3145888  6        0        6        0        0        0
3145891  17       0        17       0        0        0
3145892  154      0        154      0        0        0
3145893  4        0        4        0        0        0
3145894  1        0        1        0        0        0
3145895  7        0        7        0        0        0
3145899  1        1        0        0        0        0
3145900  1        0        1        0        0        0
3145901  1        0        1        0        0        0
3145902  478      1        477      0        0        0
3145903  22       3        19       0        0        0
3145904  60       0        60       0        0        0

Totals:  200000   146840   52876    284      0        0

Percentages:
Data  26.44
Btree 73.42
Other 0.14
Superboer - 21 Nov 2007 14:38 GMT
i suggest try to tune this first on a test box!!

avoid cooked.... USE RAW. and therefor grab more buffers....

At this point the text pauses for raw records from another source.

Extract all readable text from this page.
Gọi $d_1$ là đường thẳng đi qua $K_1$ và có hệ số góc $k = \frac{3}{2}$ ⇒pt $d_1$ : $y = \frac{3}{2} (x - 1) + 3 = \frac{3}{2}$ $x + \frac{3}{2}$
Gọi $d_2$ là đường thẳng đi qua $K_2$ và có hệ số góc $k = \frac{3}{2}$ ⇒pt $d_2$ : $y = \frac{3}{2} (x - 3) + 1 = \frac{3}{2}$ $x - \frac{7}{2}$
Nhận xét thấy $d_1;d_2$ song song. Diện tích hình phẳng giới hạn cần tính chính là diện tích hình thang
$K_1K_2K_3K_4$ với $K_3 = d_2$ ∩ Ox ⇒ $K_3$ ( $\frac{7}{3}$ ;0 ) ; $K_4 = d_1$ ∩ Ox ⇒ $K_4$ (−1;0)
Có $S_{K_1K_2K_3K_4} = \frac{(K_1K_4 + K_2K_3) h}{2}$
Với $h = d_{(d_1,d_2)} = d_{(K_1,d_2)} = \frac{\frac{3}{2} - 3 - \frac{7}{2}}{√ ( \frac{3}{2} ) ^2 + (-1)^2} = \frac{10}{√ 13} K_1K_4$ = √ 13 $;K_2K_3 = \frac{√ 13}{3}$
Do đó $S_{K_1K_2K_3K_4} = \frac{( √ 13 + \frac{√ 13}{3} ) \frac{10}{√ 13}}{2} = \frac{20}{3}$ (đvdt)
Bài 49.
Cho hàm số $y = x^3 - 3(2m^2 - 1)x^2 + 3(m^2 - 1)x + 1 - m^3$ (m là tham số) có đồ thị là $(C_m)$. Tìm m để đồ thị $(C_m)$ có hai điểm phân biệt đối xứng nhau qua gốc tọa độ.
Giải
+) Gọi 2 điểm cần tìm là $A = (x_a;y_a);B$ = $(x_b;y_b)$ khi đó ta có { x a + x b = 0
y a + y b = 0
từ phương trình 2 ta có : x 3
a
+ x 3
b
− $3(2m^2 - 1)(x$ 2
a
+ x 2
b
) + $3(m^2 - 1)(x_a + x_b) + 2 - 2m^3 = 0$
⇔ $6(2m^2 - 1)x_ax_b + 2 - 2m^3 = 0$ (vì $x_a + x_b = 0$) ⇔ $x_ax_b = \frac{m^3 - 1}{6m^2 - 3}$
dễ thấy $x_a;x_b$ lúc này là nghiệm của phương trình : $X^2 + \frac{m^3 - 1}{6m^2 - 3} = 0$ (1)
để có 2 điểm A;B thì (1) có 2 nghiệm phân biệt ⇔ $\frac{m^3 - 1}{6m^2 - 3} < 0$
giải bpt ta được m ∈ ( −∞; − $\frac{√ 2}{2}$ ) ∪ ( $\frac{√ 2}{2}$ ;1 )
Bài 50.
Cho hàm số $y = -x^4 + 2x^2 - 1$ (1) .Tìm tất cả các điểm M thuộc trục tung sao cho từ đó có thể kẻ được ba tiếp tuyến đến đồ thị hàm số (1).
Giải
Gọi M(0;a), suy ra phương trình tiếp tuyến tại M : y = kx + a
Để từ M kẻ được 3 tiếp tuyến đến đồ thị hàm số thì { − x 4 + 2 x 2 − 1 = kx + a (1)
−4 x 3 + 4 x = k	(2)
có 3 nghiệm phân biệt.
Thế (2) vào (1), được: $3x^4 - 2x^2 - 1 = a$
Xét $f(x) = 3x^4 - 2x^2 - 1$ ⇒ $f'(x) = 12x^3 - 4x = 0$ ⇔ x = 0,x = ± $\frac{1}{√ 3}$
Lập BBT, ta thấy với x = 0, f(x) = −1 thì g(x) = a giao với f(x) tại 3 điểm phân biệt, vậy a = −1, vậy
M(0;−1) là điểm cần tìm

afaikr HP has a kernel param which says how much memory will be used
for unix FS cache.
this can take up 50 %... (DBC_MAX_PCT) you could set this to 20 or 10
and set DBC_MIN_PCT to 5

this memory can not be used for informix memory.... when DBC_MAX_PCT
is 50....

lru cleaning is less efficient as checkpoint cleaning.
lru is/can be random while checkpoint cleaning will sort the
buffers to be written so it can do bigger i/o's (16 pages max....)

you could try to do your own checkpoints...
use onmode -B followed by onmode -c
onmode -B is not doced and does cleaning the same as a checkpoint, but
does not block anything.
if however your i/o subsystem does not cope then you are still in
trouble.  regardless of onmode -B.
post an onstat -R -r 5  during checkpointing; also look at sar/iostat
how busy your disks are..
maybe one is full and the rest is doing nothing......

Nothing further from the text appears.